3.2 Further Proposed Use Cases

In addition, further conceptual ideas derived from the condition monitoring domain that have the potential to bring benefits to care applications could be:

  1. 1.

    Mini drones at home that can fly to the head of patients and take probes of the sweat to analyze it in a miniaturized home laboratory (derived from cluster 11).

  2. 2.

    Monitoring the health of the staff in hospitals and private practices in order to check that they drink and eat enough, given their long working hours and work intensity (derived from cluster 4).

  3. 3.

    Intelligent mattresses that control the time spent in bed and monitor sleep quality and detect anomalous patterns, such as no use of the mattress for 24 h or not leaving the bed for 12 h. This would result in earlier alerts, earlier emergency services, and higher recovery probabilities (derived from cluster 5).

  4. 4.

    Predictive alert systems through combination of all data on an AI platform that is based on a cloud-based service with all data of the individual (derived from cluster 14).

  5. 5.

    Documentation of personal contacts of elderly people. This allows family members to do identity checks and history reviews (derived from cluster 13).

  6. 6.

    Laser screenings of eyes to detect problems at an early stage (derived from cluster 7).

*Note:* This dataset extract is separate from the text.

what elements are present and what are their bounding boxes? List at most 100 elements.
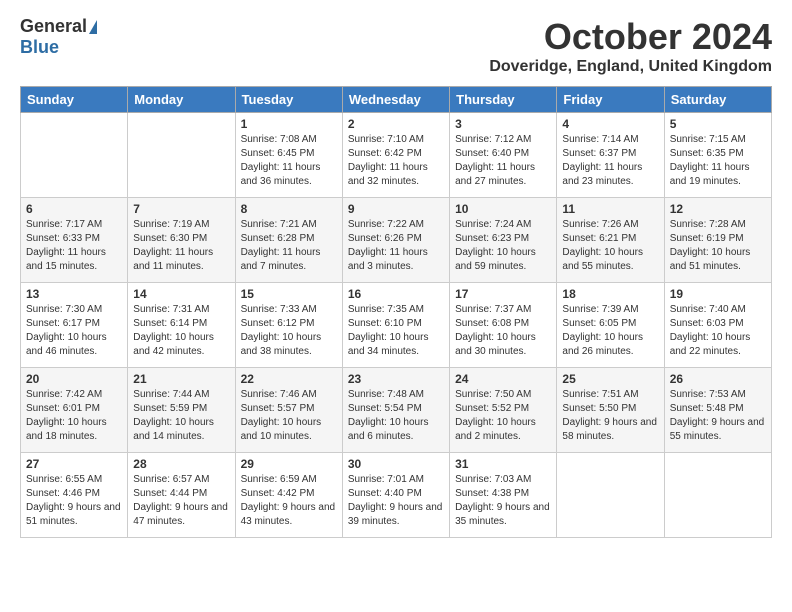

Additional ideas that lead to a synergy of principles from the production industry, AI, and condition monitoring could be:

  1. 1.

    Self-driving (hospital) beds and chairs. As a consequence, care workers have more time for interaction with patients.

  2. 2.

    Drone-supported drugs delivery in hospitals through AI-driven mini drones that use the climate system infrastructure for transportation. As a consequence, care workers also have more time for interaction with patients.

  3. 3.

    Robotic arms that feed patients at home.

  4. 4.

    Condition care of mental capabilities through gamification implementation in tele-medicine.

  5. 5.

    Avatar interaction, similarly to tea time at home through a screen with an artificial partner.

4 Conclusions and Outlook

In this meta-analysis, we have pursued two main goals. First, we proposed novel and interdisciplinary impulses for decision makers and entrepreneurs in the care domain. In this vein, we provided the care community with the vitally needed use case on “comprehensive home care monitoring” as well as six further repurpose ideas. Second, we summarized the essence of industrial condition monitoring, i.e., 15 clusters of technological solution principles. We demonstrated that these look promising for transfer into and repurpose in the care domain. Future R&D work might use these insights by addressing further domains and transfer respective technologies and solution principles to the care sector. This will further make it possible to quickly and cost effectively deliver new products and services.